Public schools are the last best hope for this country. They are the places that are the training grounds for citizenship, for creating a sense of community, and one of the few places where people don’t self-select into our own little bubbles of confirmation bias, gated communities, and algorithms that feed us a steady diet of whatever we want to believe.

So I leave you with a challenge. If “the future ain’t what it used to be no more”, history and civics education teaches us the contingency of history, and that we can make our own futures.
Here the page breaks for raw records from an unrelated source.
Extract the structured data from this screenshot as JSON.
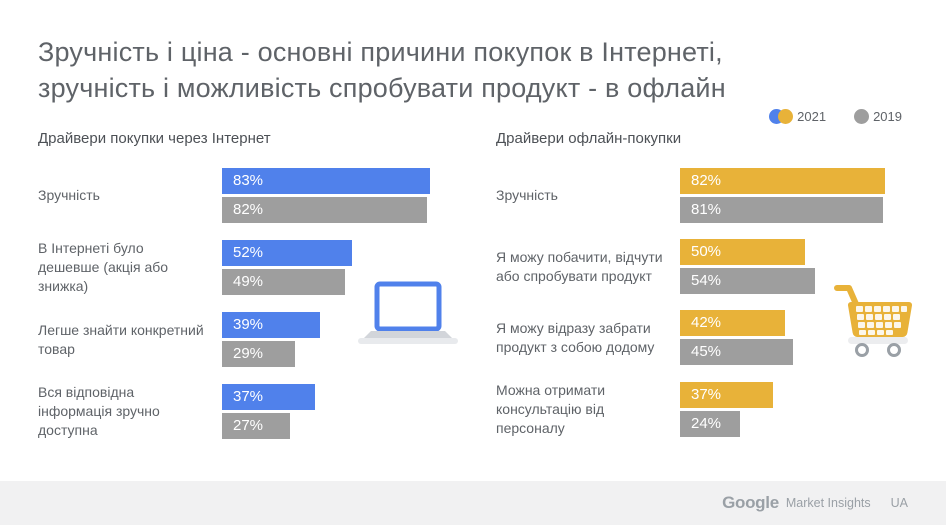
{
  "page_title": {
    "line1": "Зручність і ціна - основні причини покупок в Інтернеті,",
    "line2": "зручність і можливість спробувати продукт - в офлайн"
  },
  "legend": {
    "items": [
      {
        "label": "2021"
      },
      {
        "label": "2019"
      }
    ]
  },
  "colors": {
    "online_2021": "#5081EB",
    "offline_2021": "#E8B239",
    "series_2019": "#9E9E9E",
    "text_gray": "#5f6368",
    "footer_band": "#F1F1F2"
  },
  "icons": {
    "left": "laptop-icon",
    "right": "shopping-cart-icon"
  },
  "chart_data": [
    {
      "type": "bar",
      "orientation": "horizontal",
      "title": "Драйвери покупки через Інтернет",
      "categories": [
        "Зручність",
        "В Інтернеті було дешевше (акція або знижка)",
        "Легше знайти конкретний товар",
        "Вся відповідна інформація зручно доступна"
      ],
      "series": [
        {
          "name": "2021",
          "color": "#5081EB",
          "values": [
            83,
            52,
            39,
            37
          ]
        },
        {
          "name": "2019",
          "color": "#9E9E9E",
          "values": [
            82,
            49,
            29,
            27
          ]
        }
      ],
      "value_suffix": "%",
      "xlim": [
        0,
        100
      ],
      "legend_position": "top-right",
      "grid": false
    },
    {
      "type": "bar",
      "orientation": "horizontal",
      "title": "Драйвери офлайн-покупки",
      "categories": [
        "Зручність",
        "Я можу побачити, відчути або спробувати продукт",
        "Я можу відразу забрати продукт  з собою додому",
        "Можна отримати консультацію від персоналу"
      ],
      "series": [
        {
          "name": "2021",
          "color": "#E8B239",
          "values": [
            82,
            50,
            42,
            37
          ]
        },
        {
          "name": "2019",
          "color": "#9E9E9E",
          "values": [
            81,
            54,
            45,
            24
          ]
        }
      ],
      "value_suffix": "%",
      "xlim": [
        0,
        100
      ],
      "legend_position": "top-right",
      "grid": false
    }
  ],
  "footer": {
    "brand": "Google",
    "product": "Market Insights",
    "region": "UA"
  }
}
We all have to step up at this time in history. Our students deserve it. Our teachers need it.

So, register to vote. Volunteer at your local school. Attend board meetings, or at least pay attention to board meetings. Give your two minutes of public comment. Enter the maelstrom of social media from time to time to provide a counterpoint to those who try to stoke these fires of fear and maybe even engage in conversation. Attend and testify at legislative hearings.


And stand up for teachers. As one teacher noted from our civics listening tour, “I’ve totally seen the crisis in faith in American institutions, but that is my whole purpose in being a teacher: to say you cannot give up on yourselves, you cannot give up on this world. You’re old enough to see the problems and there are many, but there’s still good in the world and we want you to be a part of that.”


So thank you to all of you for all you do to bring joy and creativity and a commitment to the ethical application of your work for the good of our community, and thank you for your time and attention.